他将刷好的锅从洗碗机里拿出来当镜子照了照:“就是没休息好而已。”
“这么晚通讯,有事?”
“对,”沈昼点头,“我还是觉得吴霖那件事有蹊跷,您能帮我查到当年和他在一起的那个女人的案子吗?”
“你不能自己调档?”
“找不到,”沈昼摇头,“像是有人故意抹除过这些信息,不知道是星研院还是别的谁,吴霖自己也不愿意提那个名字,但我总觉得……不对。”
靳昀初的神情竟然和他一模一样的若有所思:“我之前看到那位吴副院长的名字时就觉得很熟悉,好像在哪里见过又想不起来,当时觉得和这个名字很普通,如果当是重名的话应该也有可能……”

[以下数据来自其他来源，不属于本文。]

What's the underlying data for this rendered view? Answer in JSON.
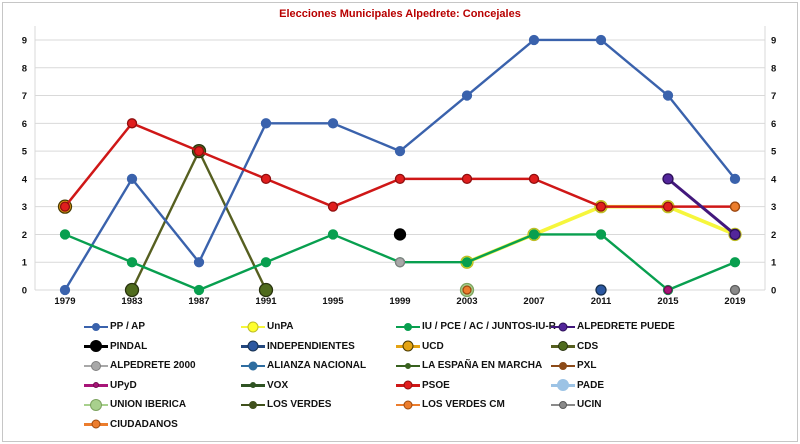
{
  "figure": {
    "title_color": "#b80000",
    "background": "#ffffff",
    "border_color": "#c6c6c6",
    "gridline_color": "#d9d9d9",
    "tick_color": "#111111"
  },
  "chart_data": {
    "type": "line",
    "title": "Elecciones Municipales Alpedrete: Concejales",
    "xlabel": "",
    "ylabel": "",
    "x": [
      1979,
      1983,
      1987,
      1991,
      1995,
      1999,
      2003,
      2007,
      2011,
      2015,
      2019
    ],
    "ylim": [
      0,
      9
    ],
    "yticks": [
      0,
      1,
      2,
      3,
      4,
      5,
      6,
      7,
      8,
      9
    ],
    "grid": true,
    "legend_position": "bottom",
    "y_axis_labels_both_sides": true,
    "series": [
      {
        "name": "PP / AP",
        "color": "#3a62ac",
        "points": {
          "1979": 0,
          "1983": 4,
          "1987": 1,
          "1991": 6,
          "1995": 6,
          "1999": 5,
          "2003": 7,
          "2007": 9,
          "2011": 9,
          "2015": 7,
          "2019": 4
        },
        "z": 5,
        "r": 4.5,
        "lw": 2.4,
        "legend_dot": 8
      },
      {
        "name": "UnPA",
        "color": "#f6f63c",
        "marker_fill": "#ffff2e",
        "marker_stroke": "#bdbd24",
        "points": {
          "2003": 1,
          "2007": 2,
          "2011": 3,
          "2015": 3,
          "2019": 2
        },
        "z": 3,
        "r": 6,
        "lw": 3.6,
        "legend_dot": 11
      },
      {
        "name": "IU / PCE / AC / JUNTOS-IU-R",
        "color": "#089f4f",
        "points": {
          "1979": 2,
          "1983": 1,
          "1987": 0,
          "1991": 1,
          "1995": 2,
          "1999": 1,
          "2003": 1,
          "2007": 2,
          "2011": 2,
          "2015": 0,
          "2019": 1
        },
        "z": 7,
        "r": 4.5,
        "lw": 2.4,
        "legend_dot": 8
      },
      {
        "name": "ALPEDRETE PUEDE",
        "color": "#42187c",
        "marker_fill": "#53269b",
        "marker_stroke": "#2c0f58",
        "points": {
          "2015": 4,
          "2019": 2
        },
        "z": 8,
        "r": 5,
        "lw": 3,
        "legend_dot": 9
      },
      {
        "name": "PINDAL",
        "color": "#000000",
        "points": {
          "1999": 2
        },
        "z": 9,
        "r": 5.5,
        "legend_dot": 12
      },
      {
        "name": "INDEPENDIENTES",
        "color": "#24487e",
        "marker_fill": "#2b57a0",
        "marker_stroke": "#16304f",
        "points": {
          "2011": 0
        },
        "z": 9,
        "r": 5,
        "legend_dot": 11
      },
      {
        "name": "UCD",
        "color": "#e4a313",
        "marker_stroke": "#4a3a00",
        "points": {
          "1979": 3
        },
        "z": 1,
        "r": 6.5,
        "legend_dot": 11
      },
      {
        "name": "CDS",
        "color": "#565f20",
        "marker_fill": "#4f6b1d",
        "marker_stroke": "#28330e",
        "points": {
          "1983": 0,
          "1987": 5,
          "1991": 0
        },
        "z": 2,
        "r": 6.5,
        "lw": 2.4,
        "legend_dot": 10
      },
      {
        "name": "ALPEDRETE 2000",
        "color": "#a8a8a8",
        "marker_stroke": "#7f7f7f",
        "points": {
          "1999": 1
        },
        "z": 9,
        "r": 4.5,
        "legend_dot": 10
      },
      {
        "name": "ALIANZA NACIONAL",
        "color": "#2e6da0",
        "points": {},
        "legend_dot": 9
      },
      {
        "name": "LA ESPAÑA EN MARCHA",
        "color": "#38611f",
        "points": {},
        "legend_dot": 6
      },
      {
        "name": "PXL",
        "color": "#8c4a18",
        "points": {},
        "legend_dot": 8
      },
      {
        "name": "UPyD",
        "color": "#a81578",
        "marker_stroke": "#6e0f4e",
        "points": {
          "2015": 0
        },
        "z": 10,
        "r": 3.8,
        "legend_dot": 6
      },
      {
        "name": "VOX",
        "color": "#2f5323",
        "points": {},
        "legend_dot": 6
      },
      {
        "name": "PSOE",
        "color": "#cf1717",
        "marker_fill": "#e01e1e",
        "marker_stroke": "#8f0e0e",
        "points": {
          "1979": 3,
          "1983": 6,
          "1987": 5,
          "1991": 4,
          "1995": 3,
          "1999": 4,
          "2003": 4,
          "2007": 4,
          "2011": 3,
          "2015": 3,
          "2019": 3
        },
        "z": 6,
        "r": 4.5,
        "lw": 2.5,
        "legend_dot": 9
      },
      {
        "name": "PADE",
        "color": "#9cc3e5",
        "points": {},
        "legend_dot": 12
      },
      {
        "name": "UNION IBERICA",
        "color": "#a8d08d",
        "marker_stroke": "#7ca35f",
        "points": {
          "2003": 0
        },
        "z": 4,
        "r": 6.5,
        "legend_dot": 12
      },
      {
        "name": "LOS VERDES",
        "color": "#40511c",
        "points": {},
        "legend_dot": 8
      },
      {
        "name": "LOS VERDES CM",
        "color": "#ec7d2d",
        "marker_stroke": "#9c4a0f",
        "points": {
          "2003": 0
        },
        "z": 10,
        "r": 4,
        "legend_dot": 9
      },
      {
        "name": "UCIN",
        "color": "#8a8a8a",
        "marker_stroke": "#5a5a5a",
        "points": {
          "2019": 0
        },
        "z": 10,
        "r": 4.5,
        "legend_dot": 8
      },
      {
        "name": "CIUDADANOS",
        "color": "#ec7d2d",
        "marker_stroke": "#9c4a0f",
        "points": {
          "2019": 3
        },
        "z": 11,
        "r": 4.5,
        "legend_dot": 9
      }
    ]
  }
}
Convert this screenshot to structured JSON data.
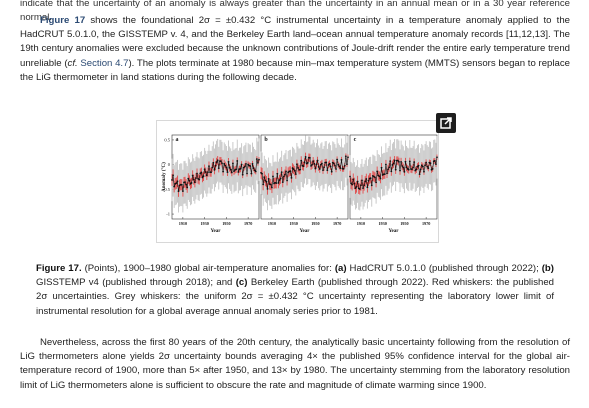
{
  "top_fragment": "indicate that the uncertainty of an anomaly is always greater than the uncertainty in an annual mean or in a 30 year reference normal.",
  "para1": {
    "fig_ref": "Figure 17",
    "text_a": " shows the foundational 2σ = ±0.432 °C instrumental uncertainty in a temperature anomaly applied to the HadCRUT 5.0.1.0, the GISSTEMP v. 4, and the Berkeley Earth land–ocean annual temperature anomaly records [11,12,13]. The 19th century anomalies were excluded because the unknown contributions of Joule-drift render the entire early temperature trend unreliable (",
    "cf": "cf.",
    "section_link": "Section 4.7",
    "text_b": "). The plots terminate at 1980 because min–max temperature system (MMTS) sensors began to replace the LiG thermometer in land stations during the following decade."
  },
  "figure": {
    "ylabel": "Anomaly (°C)",
    "yticks": [
      "0.5",
      "0",
      "-0.5",
      "-1"
    ],
    "panels": [
      {
        "letter": "a",
        "xlabel": "Year",
        "xticks": [
          "1910",
          "1930",
          "1950",
          "1970"
        ]
      },
      {
        "letter": "b",
        "xlabel": "Year",
        "xticks": [
          "1910",
          "1930",
          "1950",
          "1970"
        ]
      },
      {
        "letter": "c",
        "xlabel": "Year",
        "xticks": [
          "1910",
          "1930",
          "1950",
          "1970"
        ]
      }
    ],
    "colors": {
      "grey_whisker": "#c4c4c4",
      "red_whisker": "#e04848",
      "point": "#111111",
      "popout": "#1e1e1e"
    },
    "popout_icon": "external-link-icon"
  },
  "chart_data": [
    {
      "type": "scatter",
      "panel": "a",
      "xlabel": "Year",
      "ylabel": "Anomaly (°C)",
      "xlim": [
        1900,
        1980
      ],
      "ylim": [
        -1.1,
        0.6
      ],
      "error_uniform_2sigma": 0.432,
      "x": [
        1900,
        1904,
        1908,
        1912,
        1916,
        1920,
        1924,
        1928,
        1932,
        1936,
        1940,
        1944,
        1948,
        1952,
        1956,
        1960,
        1964,
        1968,
        1972,
        1976,
        1980
      ],
      "values": [
        -0.3,
        -0.4,
        -0.45,
        -0.4,
        -0.35,
        -0.3,
        -0.25,
        -0.2,
        -0.15,
        -0.1,
        0.0,
        0.05,
        -0.05,
        -0.05,
        -0.1,
        -0.05,
        -0.1,
        -0.05,
        -0.05,
        -0.1,
        0.1
      ]
    },
    {
      "type": "scatter",
      "panel": "b",
      "xlabel": "Year",
      "xlim": [
        1900,
        1980
      ],
      "ylim": [
        -1.1,
        0.6
      ],
      "error_uniform_2sigma": 0.432,
      "x": [
        1900,
        1904,
        1908,
        1912,
        1916,
        1920,
        1924,
        1928,
        1932,
        1936,
        1940,
        1944,
        1948,
        1952,
        1956,
        1960,
        1964,
        1968,
        1972,
        1976,
        1980
      ],
      "values": [
        -0.2,
        -0.35,
        -0.4,
        -0.35,
        -0.3,
        -0.25,
        -0.2,
        -0.15,
        -0.1,
        -0.05,
        0.05,
        0.1,
        0.0,
        0.0,
        -0.05,
        0.0,
        -0.05,
        0.0,
        0.0,
        -0.05,
        0.15
      ]
    },
    {
      "type": "scatter",
      "panel": "c",
      "xlabel": "Year",
      "xlim": [
        1900,
        1980
      ],
      "ylim": [
        -1.1,
        0.6
      ],
      "error_uniform_2sigma": 0.432,
      "x": [
        1900,
        1904,
        1908,
        1912,
        1916,
        1920,
        1924,
        1928,
        1932,
        1936,
        1940,
        1944,
        1948,
        1952,
        1956,
        1960,
        1964,
        1968,
        1972,
        1976,
        1980
      ],
      "values": [
        -0.3,
        -0.4,
        -0.45,
        -0.4,
        -0.35,
        -0.3,
        -0.25,
        -0.2,
        -0.15,
        -0.05,
        0.0,
        0.05,
        -0.05,
        -0.05,
        -0.05,
        -0.05,
        -0.1,
        -0.05,
        0.0,
        -0.05,
        0.15
      ]
    }
  ],
  "caption": {
    "label": "Figure 17.",
    "t1": " (Points), 1900–1980 global air-temperature anomalies for: ",
    "a_label": "(a)",
    "t2": " HadCRUT 5.0.1.0 (published through 2022); ",
    "b_label": "(b)",
    "t3": " GISSTEMP v4 (published through 2018); and ",
    "c_label": "(c)",
    "t4": " Berkeley Earth (published through 2022). Red whiskers: the published 2σ uncertainties. Grey whiskers: the uniform 2σ = ±0.432 °C uncertainty representing the laboratory lower limit of instrumental resolution for a global average annual anomaly series prior to 1981."
  },
  "para2": "Nevertheless, across the first 80 years of the 20th century, the analytically basic uncertainty following from the resolution of LiG thermometers alone yields 2σ uncertainty bounds averaging 4× the published 95% confidence interval for the global air-temperature record of 1900, more than 5× after 1950, and 13× by 1980. The uncertainty stemming from the laboratory resolution limit of LiG thermometers alone is sufficient to obscure the rate and magnitude of climate warming since 1900."
}
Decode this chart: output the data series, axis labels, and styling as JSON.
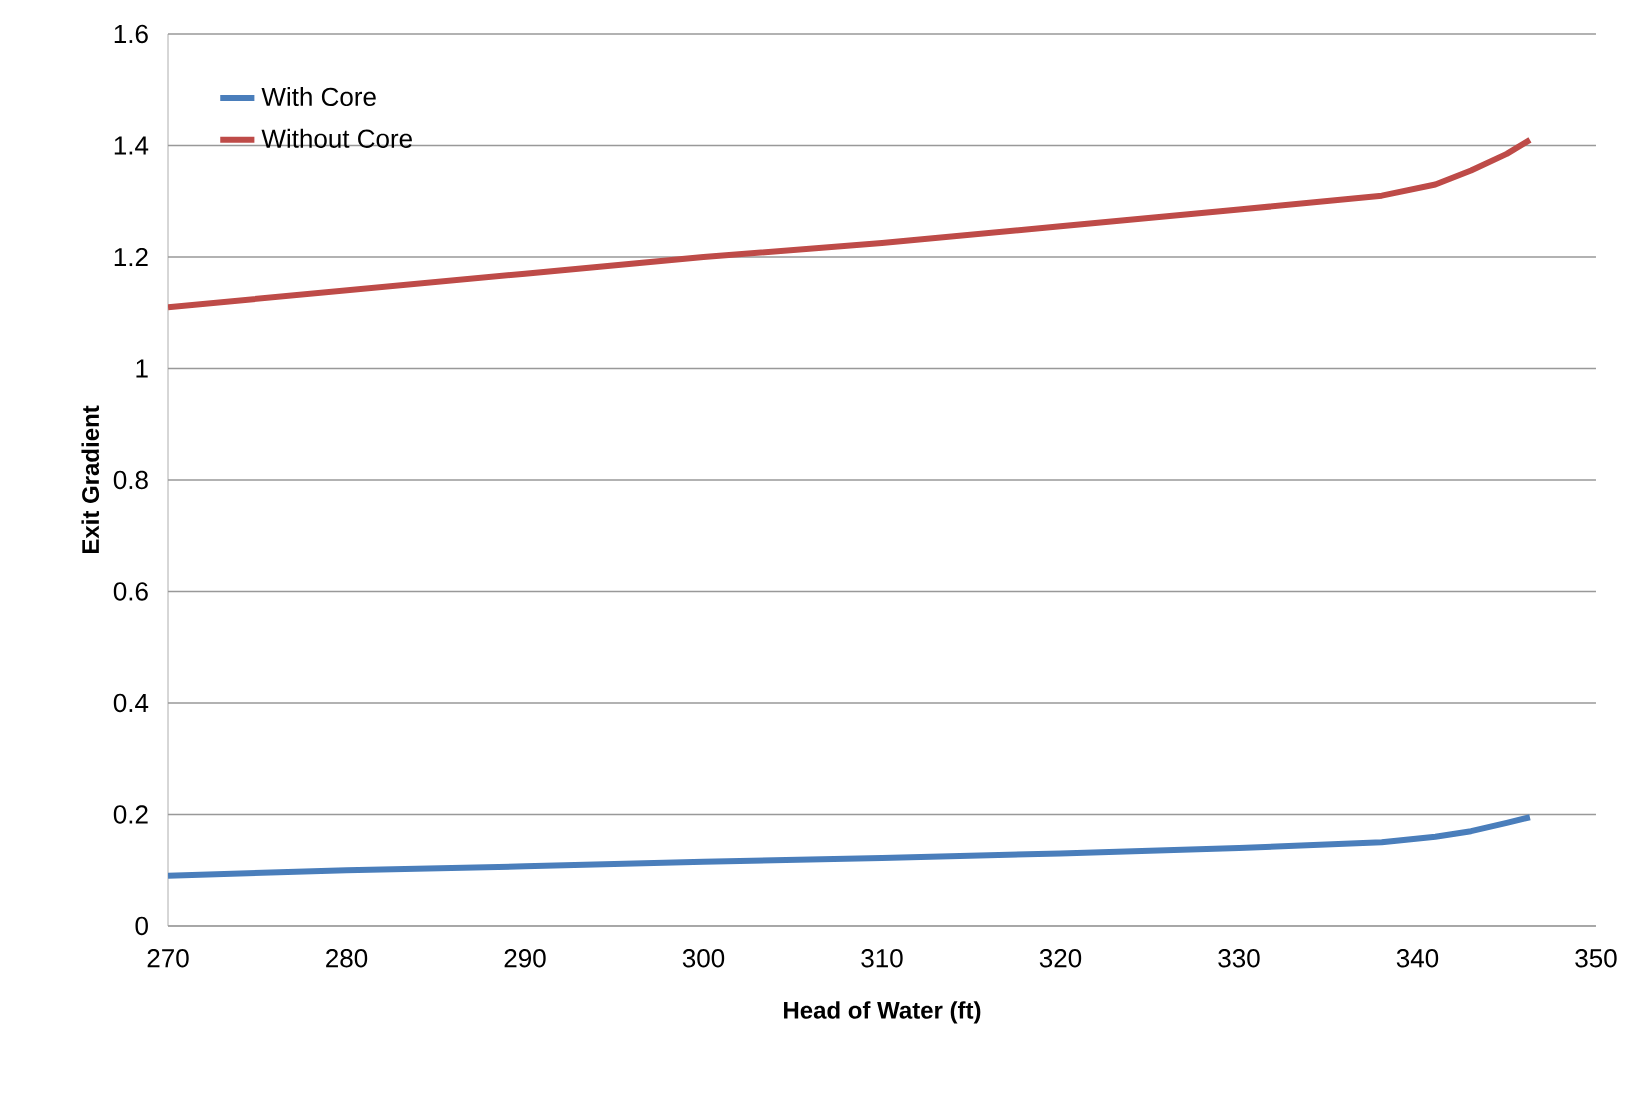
{
  "chart_data": {
    "type": "line",
    "xlabel": "Head of Water (ft)",
    "ylabel": "Exit Gradient",
    "xlim": [
      270,
      350
    ],
    "xticks": [
      270,
      280,
      290,
      300,
      310,
      320,
      330,
      340,
      350
    ],
    "ylim": [
      0,
      1.6
    ],
    "yticks": [
      0,
      0.2,
      0.4,
      0.6,
      0.8,
      1,
      1.2,
      1.4,
      1.6
    ],
    "grid": "y",
    "legend": "top left",
    "marker": "none",
    "line_style": "solid",
    "series": [
      {
        "name": "With Core",
        "color": "#4a7ebb",
        "x": [
          270,
          280,
          290,
          300,
          310,
          320,
          330,
          338,
          341,
          343,
          345,
          346.3
        ],
        "values": [
          0.09,
          0.1,
          0.107,
          0.115,
          0.122,
          0.13,
          0.14,
          0.15,
          0.16,
          0.17,
          0.185,
          0.195
        ]
      },
      {
        "name": "Without Core",
        "color": "#be4b48",
        "x": [
          270,
          280,
          290,
          300,
          310,
          320,
          330,
          338,
          341,
          343,
          345,
          346.3
        ],
        "values": [
          1.11,
          1.14,
          1.17,
          1.2,
          1.225,
          1.255,
          1.285,
          1.31,
          1.33,
          1.355,
          1.385,
          1.41
        ]
      }
    ]
  }
}
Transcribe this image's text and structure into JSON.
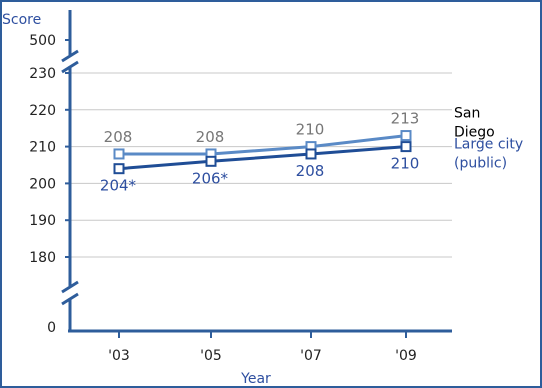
{
  "chart_data": {
    "type": "line",
    "ylabel": "Score",
    "xlabel": "Year",
    "categories": [
      "'03",
      "'05",
      "'07",
      "'09"
    ],
    "y_ticks": [
      0,
      180,
      190,
      200,
      210,
      220,
      230,
      500
    ],
    "ylim_shown": [
      180,
      230
    ],
    "axis_breaks": "between 230 and 500, and between 0 and 180",
    "grid": true,
    "series": [
      {
        "name": "San Diego",
        "name_lines": [
          "San",
          "Diego"
        ],
        "values": [
          208,
          208,
          210,
          213
        ],
        "labels": [
          "208",
          "208",
          "210",
          "213"
        ],
        "label_position": "above",
        "color": "#5a8ac6",
        "label_color": "#777777",
        "name_color": "#000000"
      },
      {
        "name": "Large city (public)",
        "name_lines": [
          "Large city",
          "(public)"
        ],
        "values": [
          204,
          206,
          208,
          210
        ],
        "labels": [
          "204*",
          "206*",
          "208",
          "210"
        ],
        "label_position": "below",
        "color": "#1f4d96",
        "label_color": "#2e4fa0",
        "name_color": "#2e4fa0"
      }
    ]
  },
  "colors": {
    "frame": "#2e5d9b",
    "axis": "#2e5d9b",
    "grid": "#c8c8c8"
  }
}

“您见过他的名字?”沈昼的眉毛挑的高高的,“还能想起来在哪里见过吗?”
“当然想不起来,”靳昀初摊手,“不过我会帮你查一查。”
她眨了眨眼:“毕竟,我有最高权限。”
通讯断掉之后她仍旧坐在桌前没有动,眉头紧锁,似乎在努力思考着什么。
“阿昀?”暮少远叫他,“通讯完了吗?该休息了。”
“来了!”
靳昀初站起身回到了卧室,暮少远随口问:“想什么呢?”
“你有没有听说过吴霖这个名字?”靳昀初问,“我总是觉得这个名字很熟。”
“不是星研院那个副院长吗?”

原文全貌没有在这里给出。